I've got 4 rounds and 3-4 range/practice green sessions on a pair of the gray mesh spikeless Project M shoes.  First couple rounds were on cold (50's* F), dewy mornings, last few have been hot (low 90's* F), dry afternoons.  I'll qualify my opinion by saying I'm a big fan of minimalist shoes in general and they're almost the only shoes I wear - I own (and love) several pairs of Vibram Five Fingers (VFF) and a pair of Merrell Barefoots.  A big part of my purchase decision for the M Projects was to find a golf shoe that gave me a similar minimalist feel.

 

First off, while the M Project does have very minimal heel drop and gives you the 'close to the ground' feeling, the sole doesn't feel like a barefoot shoe in the sense of VFFs - it's definitely not as thin, soft or pliable.  The toe box isn't as wide as my Merrell Barefoots (and doesn't have the accompanying "clown shoe" look either), but it does feel roomy (but not sloppy) in the toes and ball of the foot.  While traditionalists may hate the look, the shoe looks sleeker/thinner than it feels, even on my size 13 feet.  The comments I've gotten about the looks of the shoe from friends I've golfed with have all been favorable.  I'd say the most different/non-traditional thing about the looks is the stitching pattern, but I don't find it objectionable. 

 

Sizing, at least for me, runs right in line with all my other shoes - the 13 fits like a 13 in any other shoe I wear.  Comfort-wise, they're very comfortable right out of the box with no break-in.  My other golf shoes are an old pair of FootJoy saddle shoes and a pair of Oakley Ripcords, and the M Project is more comfortable than either of them.  It's not a feather-light shoe (around 14 oz.
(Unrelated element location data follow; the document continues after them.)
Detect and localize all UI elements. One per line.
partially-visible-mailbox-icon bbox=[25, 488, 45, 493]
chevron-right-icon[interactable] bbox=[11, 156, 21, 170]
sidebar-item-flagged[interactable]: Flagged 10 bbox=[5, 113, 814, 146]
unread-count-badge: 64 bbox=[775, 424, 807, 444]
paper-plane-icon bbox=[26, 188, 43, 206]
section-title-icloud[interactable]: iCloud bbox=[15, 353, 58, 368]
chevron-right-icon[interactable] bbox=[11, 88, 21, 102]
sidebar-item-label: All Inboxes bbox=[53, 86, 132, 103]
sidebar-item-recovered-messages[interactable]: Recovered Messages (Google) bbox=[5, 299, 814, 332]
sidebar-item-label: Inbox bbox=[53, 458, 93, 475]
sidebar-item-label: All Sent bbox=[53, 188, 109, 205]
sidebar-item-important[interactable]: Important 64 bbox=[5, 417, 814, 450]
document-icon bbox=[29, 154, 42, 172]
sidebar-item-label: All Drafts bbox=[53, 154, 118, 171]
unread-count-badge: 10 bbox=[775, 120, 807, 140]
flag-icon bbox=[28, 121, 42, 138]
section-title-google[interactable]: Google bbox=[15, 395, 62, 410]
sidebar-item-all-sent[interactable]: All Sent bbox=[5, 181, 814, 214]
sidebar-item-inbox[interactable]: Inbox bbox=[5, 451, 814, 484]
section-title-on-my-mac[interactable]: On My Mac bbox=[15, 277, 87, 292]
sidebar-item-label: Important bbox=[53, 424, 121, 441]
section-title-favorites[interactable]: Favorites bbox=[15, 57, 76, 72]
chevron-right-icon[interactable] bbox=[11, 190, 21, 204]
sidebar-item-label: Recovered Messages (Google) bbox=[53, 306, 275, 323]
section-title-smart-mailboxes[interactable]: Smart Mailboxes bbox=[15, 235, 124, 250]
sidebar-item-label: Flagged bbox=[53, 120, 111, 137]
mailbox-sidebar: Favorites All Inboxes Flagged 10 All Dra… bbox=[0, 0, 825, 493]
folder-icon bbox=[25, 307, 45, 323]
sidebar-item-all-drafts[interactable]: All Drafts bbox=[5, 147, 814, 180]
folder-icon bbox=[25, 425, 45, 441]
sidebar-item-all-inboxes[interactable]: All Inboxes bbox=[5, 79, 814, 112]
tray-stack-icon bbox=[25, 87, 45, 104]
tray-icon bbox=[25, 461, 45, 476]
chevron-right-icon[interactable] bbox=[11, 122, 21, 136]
IIRC), but it certainly doesn't feel heavy on the feet either.

 

I've had no issues with grip, even on the wet/dewy mornings.  They claim to be waterproof and while I haven't gone pond wading, my feet stayed completely dry while tromping through tall, wet  grass/weeds tracking down errant shots.  I experienced no slippage walking up/down hills or during golf shots.  The spiked (nubbed, actually) sole wraps partway up the side of the shoe on the inside toe edge of the right foot and the outside toe edge of the left foot, presumably mimicking weight shift during the swing.  It wraps partially up both the inside and the outside in the heel area.  The soles offer very good traction and while they don't transfer the same amount of feel as a conventional minimalist/barefoot shoe, they do offer more tactile feedback than a traditional thick-soled golf shoe.  As far as stability goes, I feel like I can use my feet more ('feeling' weight transfer, pronation/supination) than a traditional golf shoe, but they don't feel like they sacrifice any stability as a tradeoff.  Personally I'd like the sole to be even thinner/more pliable, but FootJoy's design rationale was apparently that they didn't think it would transfer over as well to golf as it does for running/training shoes (judging from what I read in one of the intro/preview articles). 

 

The mesh upper breathes well.  My feet didn't feel unduly cold during the cold morning rounds, but I've definitely noticed a difference the last couple days in our 90*+ desert temps...the airflow is very welcome in helping keep my feet cool.

 

Overall - if you're looking for a comfortable minimalist-type golf shoe and you can get past the non-traditional look, the M Project is worth considering.  I haven't tried the offerings from Ecco, True Linkswear, etc., so I can't offer a direct comparison to any of them.  I'm currently debating whether I want to pick up a second pair of M Projects in white or try the True Linkswear Sensei, which looks like another good minimalist-type shoe (I'll be interested to see the user reviews after a few people have tried them out).  Just in case this comes off as a "pimp" review, I'll add the disclaimer that I don't work for, or hold any interest whatsoever, in FootJoy - just a satisfied customer.